Over the past decade alone, 3.5 trillion tonnes of ice has melted from Greenland’s surface and flowed into the ocean - enough to cover the UK with around 15m of meltwater, or all of New York City with around 4500m.
Published in Nature Communications, the new study is the first to use satellite data to detect this phenomenon – known as ice sheet runoff – from space.
Funded by the European Space Agency (ESA) as part of its project ‘Polar+ Surface Mass Balance Feasibility’, the study used measurements from the ESA’s CryoSat-2 satellite mission, using estimates of surface elevation change over time.
One of the very few satellites orbiting with 2 degrees of the planet's poles, CryoSat-2 has provided scientists with a long history of data no other spacecraft could reach since its launch over 11 years ago, transforming scientist’s capacity to study the polar regions. It remains key to research and knowledge critical to decision-making on the planet’s health.
Study co-author Lin Gilbert (UCL Mullard Space Science Laboratory) said: “Observations show that extreme melt events in Greenland have become more frequent and more intense - as well as more erratic - which is a global problem. Monitoring from space enables us to cover the whole of Greenland (and nearly all Antarctica) repeatedly, which can't be done by teams on the ground. This is the first-time run-off has ever been measured directly from space - allowing us to remotely observe hard-to-explore regions of the ice sheets and use these observations to form an enhanced understanding of why this is happening and what we can do about it in future”.
The international team of researchers found that over the past four decades Greenland’s meltwater runoff has risen by 21% - and has become 60% more erratic from one summer to the next.
The findings revel that between 2011 and 2020 increased meltwater runoff from Greenland raised the global sea level by one centimetre - heightening the risk of flooding worldwide and disrupting marine ecosystems in the Arctic Ocean. Raising sea levels can also alter patterns of ocean and atmospheric circulation that affect weather conditions across the globe.
Runoff from Greenland has averaged 357 billion tonnes of ice melt per year – equating to almost 1 millimetre of global sea level rise
One third of this rise was produced in just two summers - 2012 and 2019 - when extreme weather led to record-breaking levels of ice melting not seen in the past 40 years.
The study shows that during the past decade, runoff from Greenland has averaged 357 billion tonnes of ice melt per year – equating to almost 1 millimetre of global sea level rise - reaching a maximum of 527 billion tonnes in 2012, when changes in atmospheric patterns caused unusually warm air to sit over much the ice sheet.
These changes are related to extreme weather events such as heatwaves, which have become more frequent and are now a major cause of ice loss from Greenland.

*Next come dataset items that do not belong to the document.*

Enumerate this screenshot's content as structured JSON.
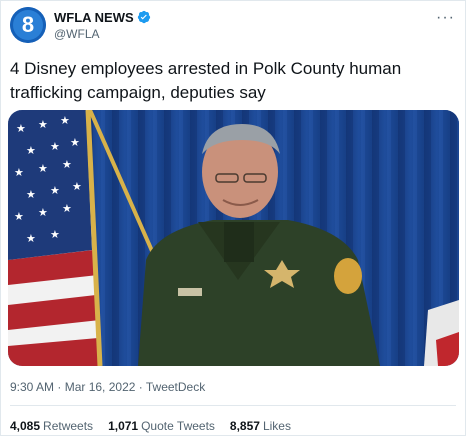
{
  "account": {
    "display_name": "WFLA NEWS",
    "handle": "@WFLA",
    "avatar_number": "8",
    "avatar_icon": "wfla-8-logo",
    "verified_icon": "verified-badge-icon"
  },
  "more_icon": "more-options-icon",
  "more_glyph": "···",
  "tweet": {
    "text": "4 Disney employees arrested in Polk County human trafficking campaign, deputies say"
  },
  "media": {
    "subject": "news-conference-photo"
  },
  "meta": {
    "time": "9:30 AM",
    "sep1": " · ",
    "date": "Mar 16, 2022",
    "sep2": " · ",
    "source": "TweetDeck"
  },
  "stats": {
    "retweets_count": "4,085",
    "retweets_label": "Retweets",
    "quotes_count": "1,071",
    "quotes_label": "Quote Tweets",
    "likes_count": "8,857",
    "likes_label": "Likes"
  },
  "colors": {
    "accent": "#1d9bf0",
    "text": "#0f1419",
    "secondary": "#536471",
    "avatar_bg": "#1560b8"
  }
}
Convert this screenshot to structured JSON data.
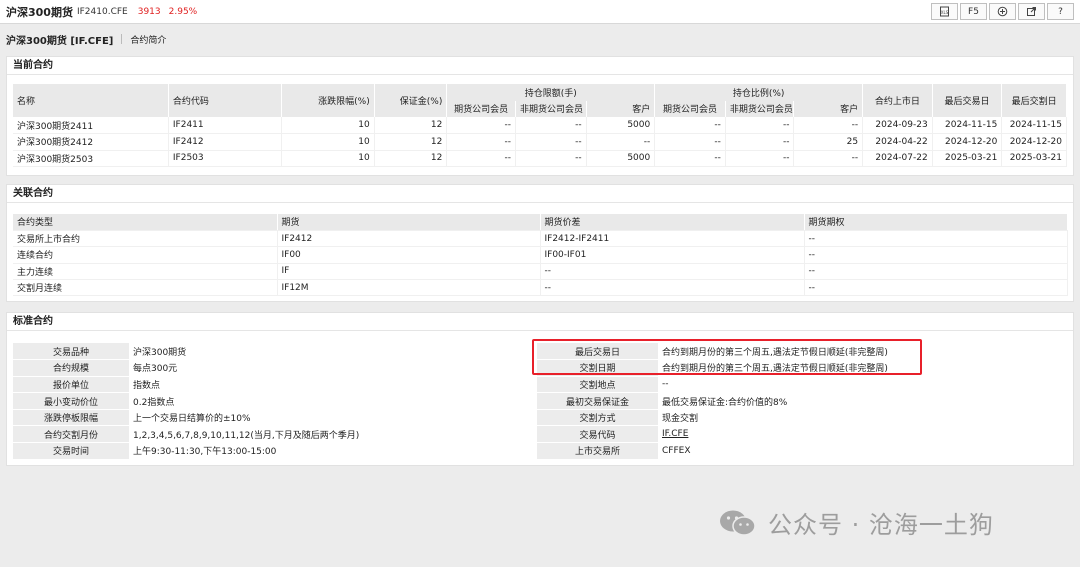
{
  "titlebar": {
    "name": "沪深300期货",
    "code": "IF2410.CFE",
    "price": "3913",
    "change_pct": "2.95%",
    "buttons": [
      "F5",
      "?"
    ]
  },
  "subbar": {
    "title": "沪深300期货 [IF.CFE]",
    "link": "合约简介"
  },
  "current": {
    "title": "当前合约",
    "headers": {
      "name": "名称",
      "code": "合约代码",
      "limit": "涨跌限幅(%)",
      "margin": "保证金(%)",
      "pos_limit": "持仓限额(手)",
      "pos_ratio": "持仓比例(%)",
      "fut_member": "期货公司会员",
      "non_fut_member": "非期货公司会员",
      "client": "客户",
      "list_date": "合约上市日",
      "last_trade": "最后交易日",
      "last_delivery": "最后交割日"
    },
    "rows": [
      {
        "name": "沪深300期货2411",
        "code": "IF2411",
        "limit": "10",
        "margin": "12",
        "a1": "--",
        "a2": "--",
        "a3": "5000",
        "b1": "--",
        "b2": "--",
        "b3": "--",
        "d1": "2024-09-23",
        "d2": "2024-11-15",
        "d3": "2024-11-15"
      },
      {
        "name": "沪深300期货2412",
        "code": "IF2412",
        "limit": "10",
        "margin": "12",
        "a1": "--",
        "a2": "--",
        "a3": "--",
        "b1": "--",
        "b2": "--",
        "b3": "25",
        "d1": "2024-04-22",
        "d2": "2024-12-20",
        "d3": "2024-12-20"
      },
      {
        "name": "沪深300期货2503",
        "code": "IF2503",
        "limit": "10",
        "margin": "12",
        "a1": "--",
        "a2": "--",
        "a3": "5000",
        "b1": "--",
        "b2": "--",
        "b3": "--",
        "d1": "2024-07-22",
        "d2": "2025-03-21",
        "d3": "2025-03-21"
      }
    ]
  },
  "related": {
    "title": "关联合约",
    "headers": [
      "合约类型",
      "期货",
      "期货价差",
      "期货期权"
    ],
    "rows": [
      [
        "交易所上市合约",
        "IF2412",
        "IF2412-IF2411",
        "--"
      ],
      [
        "连续合约",
        "IF00",
        "IF00-IF01",
        "--"
      ],
      [
        "主力连续",
        "IF",
        "--",
        "--"
      ],
      [
        "交割月连续",
        "IF12M",
        "--",
        "--"
      ]
    ]
  },
  "standard": {
    "title": "标准合约",
    "rows": [
      [
        "交易品种",
        "沪深300期货",
        "最后交易日",
        "合约到期月份的第三个周五,遇法定节假日顺延(非完整周)"
      ],
      [
        "合约规模",
        "每点300元",
        "交割日期",
        "合约到期月份的第三个周五,遇法定节假日顺延(非完整周)"
      ],
      [
        "报价单位",
        "指数点",
        "交割地点",
        "--"
      ],
      [
        "最小变动价位",
        "0.2指数点",
        "最初交易保证金",
        "最低交易保证金:合约价值的8%"
      ],
      [
        "涨跌停板限幅",
        "上一个交易日结算价的±10%",
        "交割方式",
        "现金交割"
      ],
      [
        "合约交割月份",
        "1,2,3,4,5,6,7,8,9,10,11,12(当月,下月及随后两个季月)",
        "交易代码",
        "IF.CFE"
      ],
      [
        "交易时间",
        "上午9:30-11:30,下午13:00-15:00",
        "上市交易所",
        "CFFEX"
      ]
    ]
  },
  "watermark": {
    "text": "公众号 · 沧海一土狗"
  },
  "colors": {
    "up": "#e02020",
    "highlight_border": "#e8202a",
    "header_bg": "#e9e9e9"
  }
}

Lead author Dr Thomas Slater (University of Leeds) said: “As we’ve seen with other parts of the world, Greenland is also vulnerable to an increase in extreme weather events. As our climate warms, it’s reasonable to expect that the instances of extreme melting in Greenland will happen more often – observations such as these are an important step in helping us to improve climate models and better predict what will happen this century.”
“There are, however, reasons to be optimistic. We know that setting and meeting meaningful targets to cut emissions could reduce ice losses from Greenland by a factor of three, and there is still time to achieve this.”
The study observations can also be used to verify how climate models simulate ice sheet melting, allowing improved predictions of how much Greenland will raise the global sea level in future as extreme weather events become more common.
Study co-author Dr Amber Leeson (Lancaster University) said: “Model estimates suggest that the Greenland ice sheet will contribute between about 3 - 23cm to global sea level rise by 2100. This prediction has a wide range, in part because of uncertainties associated with simulating complex ice melt processes, including those associated with extreme weather.
“These new spaceborne estimates of runoff will help us to understand these complex ice melt processes better, improve our ability to model them, and thus enable us to refine our estimates of future sea level rise.”